8. Device according to one of the preceding claims, in which a plurality of tension elements (6) are arranged in at least one row.

9. Device according to one of the preceding claims, in which several rows of tension elements (6) are present.

10. Device according to claim 9, in which at least two of several rows run freely parallel to one another.

11. Device according to one of the preceding claims, in which the attack formation has at least one, preferably two, preferably facing away from each other undercuts.

12. The device according to claim 11, in which the at least one undercut is formed by the flank of a groove (10).

13. Device according to claim 11 or 12, in which, in the case of an undercut, both boundary surfaces adjacent to the undercut surface run parallel to one another.

14. Device according to claim 11 or 12, in which, in the case of two undercuts, both boundary surfaces adjacent to the undercut surfaces run in pairs parallel to one another.

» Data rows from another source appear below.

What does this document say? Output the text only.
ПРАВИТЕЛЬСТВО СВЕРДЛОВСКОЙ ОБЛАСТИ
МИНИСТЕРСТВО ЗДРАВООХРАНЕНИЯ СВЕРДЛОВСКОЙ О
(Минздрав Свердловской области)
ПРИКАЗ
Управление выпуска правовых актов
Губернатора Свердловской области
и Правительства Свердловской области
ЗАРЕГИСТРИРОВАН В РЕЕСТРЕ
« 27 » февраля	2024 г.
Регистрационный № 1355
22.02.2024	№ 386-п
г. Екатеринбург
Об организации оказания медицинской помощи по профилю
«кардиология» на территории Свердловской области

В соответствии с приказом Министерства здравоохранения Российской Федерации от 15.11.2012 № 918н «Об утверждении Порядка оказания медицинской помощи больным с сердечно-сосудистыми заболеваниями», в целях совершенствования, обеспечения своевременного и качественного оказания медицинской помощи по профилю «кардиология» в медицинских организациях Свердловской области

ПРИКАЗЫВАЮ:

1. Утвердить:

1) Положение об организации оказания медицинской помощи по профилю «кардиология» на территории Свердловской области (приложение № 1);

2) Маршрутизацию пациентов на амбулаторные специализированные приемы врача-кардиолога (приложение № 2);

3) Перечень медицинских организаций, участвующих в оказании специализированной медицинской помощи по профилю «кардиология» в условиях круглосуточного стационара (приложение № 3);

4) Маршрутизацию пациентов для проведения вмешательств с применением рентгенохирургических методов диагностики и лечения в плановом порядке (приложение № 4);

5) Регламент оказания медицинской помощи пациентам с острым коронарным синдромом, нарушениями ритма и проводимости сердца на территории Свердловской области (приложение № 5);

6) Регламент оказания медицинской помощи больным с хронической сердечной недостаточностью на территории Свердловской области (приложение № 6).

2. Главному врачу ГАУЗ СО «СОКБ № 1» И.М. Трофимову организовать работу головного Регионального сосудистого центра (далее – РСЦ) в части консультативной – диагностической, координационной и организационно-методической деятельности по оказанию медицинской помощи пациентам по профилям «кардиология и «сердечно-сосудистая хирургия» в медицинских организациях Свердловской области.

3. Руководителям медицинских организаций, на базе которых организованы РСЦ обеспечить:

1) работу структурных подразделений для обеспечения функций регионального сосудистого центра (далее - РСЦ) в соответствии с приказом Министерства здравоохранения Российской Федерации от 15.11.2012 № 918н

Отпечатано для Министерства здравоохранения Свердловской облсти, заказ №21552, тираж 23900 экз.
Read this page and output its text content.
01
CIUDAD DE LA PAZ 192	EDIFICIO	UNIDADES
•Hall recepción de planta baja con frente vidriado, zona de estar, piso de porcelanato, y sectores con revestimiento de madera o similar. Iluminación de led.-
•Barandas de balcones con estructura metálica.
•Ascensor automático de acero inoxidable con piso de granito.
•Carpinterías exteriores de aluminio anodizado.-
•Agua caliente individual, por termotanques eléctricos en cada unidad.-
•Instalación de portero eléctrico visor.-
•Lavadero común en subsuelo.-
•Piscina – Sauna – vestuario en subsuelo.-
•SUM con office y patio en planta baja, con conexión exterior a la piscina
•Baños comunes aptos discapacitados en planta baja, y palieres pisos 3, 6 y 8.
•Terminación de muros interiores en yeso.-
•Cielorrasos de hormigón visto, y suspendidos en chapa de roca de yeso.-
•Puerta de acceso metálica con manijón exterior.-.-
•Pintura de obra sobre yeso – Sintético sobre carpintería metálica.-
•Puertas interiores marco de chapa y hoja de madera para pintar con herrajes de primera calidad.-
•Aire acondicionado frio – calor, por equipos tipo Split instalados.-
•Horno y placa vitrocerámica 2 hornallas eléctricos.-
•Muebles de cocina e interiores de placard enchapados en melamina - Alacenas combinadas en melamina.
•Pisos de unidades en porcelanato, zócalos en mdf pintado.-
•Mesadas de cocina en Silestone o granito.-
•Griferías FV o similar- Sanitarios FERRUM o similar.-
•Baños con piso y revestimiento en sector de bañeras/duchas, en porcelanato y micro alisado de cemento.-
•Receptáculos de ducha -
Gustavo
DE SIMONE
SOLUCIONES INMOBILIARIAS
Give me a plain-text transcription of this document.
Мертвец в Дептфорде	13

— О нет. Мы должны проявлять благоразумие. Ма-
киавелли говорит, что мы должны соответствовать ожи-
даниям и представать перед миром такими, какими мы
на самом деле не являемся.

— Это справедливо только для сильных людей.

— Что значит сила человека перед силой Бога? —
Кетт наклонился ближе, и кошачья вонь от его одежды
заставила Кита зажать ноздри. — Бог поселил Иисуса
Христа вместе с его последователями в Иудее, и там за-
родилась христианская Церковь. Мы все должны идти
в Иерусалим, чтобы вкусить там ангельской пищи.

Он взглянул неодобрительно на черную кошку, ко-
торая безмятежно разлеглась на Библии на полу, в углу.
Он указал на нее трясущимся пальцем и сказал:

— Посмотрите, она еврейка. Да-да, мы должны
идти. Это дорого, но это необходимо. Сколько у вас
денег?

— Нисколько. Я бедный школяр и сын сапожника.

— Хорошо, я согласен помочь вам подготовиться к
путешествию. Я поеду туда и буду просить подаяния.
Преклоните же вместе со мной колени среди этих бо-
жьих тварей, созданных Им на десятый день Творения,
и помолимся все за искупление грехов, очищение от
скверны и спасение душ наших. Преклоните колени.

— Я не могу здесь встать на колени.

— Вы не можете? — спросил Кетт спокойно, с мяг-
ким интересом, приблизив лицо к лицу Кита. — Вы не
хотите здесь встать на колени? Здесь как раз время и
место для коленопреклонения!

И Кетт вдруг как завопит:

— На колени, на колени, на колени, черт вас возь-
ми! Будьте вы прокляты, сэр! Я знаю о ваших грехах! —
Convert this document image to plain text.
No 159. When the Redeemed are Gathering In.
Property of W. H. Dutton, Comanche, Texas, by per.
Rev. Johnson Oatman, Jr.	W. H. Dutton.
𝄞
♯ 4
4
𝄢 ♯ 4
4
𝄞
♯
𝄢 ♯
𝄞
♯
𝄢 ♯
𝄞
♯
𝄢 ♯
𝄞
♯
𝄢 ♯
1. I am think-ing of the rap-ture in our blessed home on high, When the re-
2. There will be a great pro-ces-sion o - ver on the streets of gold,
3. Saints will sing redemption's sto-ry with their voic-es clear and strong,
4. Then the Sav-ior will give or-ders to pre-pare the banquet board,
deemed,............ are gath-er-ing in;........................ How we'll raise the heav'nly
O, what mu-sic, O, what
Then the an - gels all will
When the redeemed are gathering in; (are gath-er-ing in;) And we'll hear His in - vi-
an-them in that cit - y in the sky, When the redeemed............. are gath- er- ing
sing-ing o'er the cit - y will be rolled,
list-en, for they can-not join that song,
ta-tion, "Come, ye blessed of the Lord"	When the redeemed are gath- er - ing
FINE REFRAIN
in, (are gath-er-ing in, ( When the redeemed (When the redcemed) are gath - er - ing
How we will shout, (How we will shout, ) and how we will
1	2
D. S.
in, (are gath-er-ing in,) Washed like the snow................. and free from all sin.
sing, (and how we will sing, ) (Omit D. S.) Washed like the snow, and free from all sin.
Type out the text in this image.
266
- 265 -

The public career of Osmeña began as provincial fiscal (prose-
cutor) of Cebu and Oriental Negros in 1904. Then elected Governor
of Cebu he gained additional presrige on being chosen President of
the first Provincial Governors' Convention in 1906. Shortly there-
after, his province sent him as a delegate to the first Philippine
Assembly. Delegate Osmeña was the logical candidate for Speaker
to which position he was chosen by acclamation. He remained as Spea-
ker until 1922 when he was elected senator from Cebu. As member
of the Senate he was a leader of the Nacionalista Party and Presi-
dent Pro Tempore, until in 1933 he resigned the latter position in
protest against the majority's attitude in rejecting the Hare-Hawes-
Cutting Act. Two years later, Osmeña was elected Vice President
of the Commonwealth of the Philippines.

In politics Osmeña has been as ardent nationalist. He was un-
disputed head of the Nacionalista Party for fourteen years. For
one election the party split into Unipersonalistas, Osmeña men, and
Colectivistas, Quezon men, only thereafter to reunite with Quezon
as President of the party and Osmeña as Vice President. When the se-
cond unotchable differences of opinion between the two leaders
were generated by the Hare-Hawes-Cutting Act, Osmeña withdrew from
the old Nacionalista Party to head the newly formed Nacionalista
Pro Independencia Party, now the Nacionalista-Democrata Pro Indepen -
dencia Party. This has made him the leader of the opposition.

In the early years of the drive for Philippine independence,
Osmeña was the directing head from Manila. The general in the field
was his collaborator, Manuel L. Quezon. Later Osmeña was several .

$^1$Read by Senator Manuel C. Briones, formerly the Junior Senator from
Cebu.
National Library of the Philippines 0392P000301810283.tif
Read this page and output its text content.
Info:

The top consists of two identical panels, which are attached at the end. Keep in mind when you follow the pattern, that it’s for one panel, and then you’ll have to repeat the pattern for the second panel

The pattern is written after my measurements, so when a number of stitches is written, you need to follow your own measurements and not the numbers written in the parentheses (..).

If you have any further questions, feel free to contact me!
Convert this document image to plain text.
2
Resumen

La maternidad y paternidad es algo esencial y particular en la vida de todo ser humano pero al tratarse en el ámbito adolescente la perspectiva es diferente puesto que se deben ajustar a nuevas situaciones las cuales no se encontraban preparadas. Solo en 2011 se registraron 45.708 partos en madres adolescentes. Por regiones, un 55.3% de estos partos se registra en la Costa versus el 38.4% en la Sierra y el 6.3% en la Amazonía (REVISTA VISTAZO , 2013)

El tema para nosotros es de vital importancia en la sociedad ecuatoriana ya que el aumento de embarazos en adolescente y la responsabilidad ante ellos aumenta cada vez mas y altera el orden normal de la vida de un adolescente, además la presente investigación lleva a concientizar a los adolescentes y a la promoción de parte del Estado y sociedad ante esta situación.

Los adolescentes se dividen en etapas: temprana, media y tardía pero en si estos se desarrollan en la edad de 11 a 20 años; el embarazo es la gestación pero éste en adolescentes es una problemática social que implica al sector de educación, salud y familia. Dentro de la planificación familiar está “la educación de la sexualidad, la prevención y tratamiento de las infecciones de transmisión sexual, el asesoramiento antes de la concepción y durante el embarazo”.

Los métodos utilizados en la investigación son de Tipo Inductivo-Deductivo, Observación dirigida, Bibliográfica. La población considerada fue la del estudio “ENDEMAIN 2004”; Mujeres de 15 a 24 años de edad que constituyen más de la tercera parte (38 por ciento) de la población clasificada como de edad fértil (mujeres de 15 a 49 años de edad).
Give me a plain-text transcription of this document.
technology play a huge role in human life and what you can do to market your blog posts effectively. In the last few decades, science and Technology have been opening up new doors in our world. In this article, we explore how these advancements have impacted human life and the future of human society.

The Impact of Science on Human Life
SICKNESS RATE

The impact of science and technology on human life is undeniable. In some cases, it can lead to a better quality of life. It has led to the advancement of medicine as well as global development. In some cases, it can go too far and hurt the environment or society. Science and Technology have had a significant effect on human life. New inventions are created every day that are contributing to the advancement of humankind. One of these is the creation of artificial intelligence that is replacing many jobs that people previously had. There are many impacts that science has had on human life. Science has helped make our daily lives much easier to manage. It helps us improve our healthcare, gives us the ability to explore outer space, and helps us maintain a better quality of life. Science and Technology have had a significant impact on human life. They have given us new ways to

15. Device according to one of the preceding claims, in which the base body (1, 21, 31) is designed like a strip.

6. Device according to one of the preceding claims, with a connecting device for connecting at least two base bodies (1), in particular at least two at least partially identically constructed base bodies (1), the connection being designed such that the base bodies, if necessary multiple times, next to one another and / or arranged one behind the other.

17. The device according to claim 16, in which the connection is designed such that the undercuts and / or grooves of two interconnected base bodies (1) are aligned with one another.

18. Device according to one of the preceding claims, in which the base body (1) and / or the length of the tension elements (6) is designed such that the front ends (5) of the tension elements (6) have a predetermined contour when resting in the pulling direction .

19. Device according to one of the preceding claims, in which at least one base body has a plurality of sections (32) which are flexibly connected to one another and each have at least one tension element (6).

20. Device according to one of the preceding claims, with a tension adapter (16) engaging behind the undercut.

21. The device according to claim 20, in which the pull adapter can selectively be brought into engagement with one of several undercuts.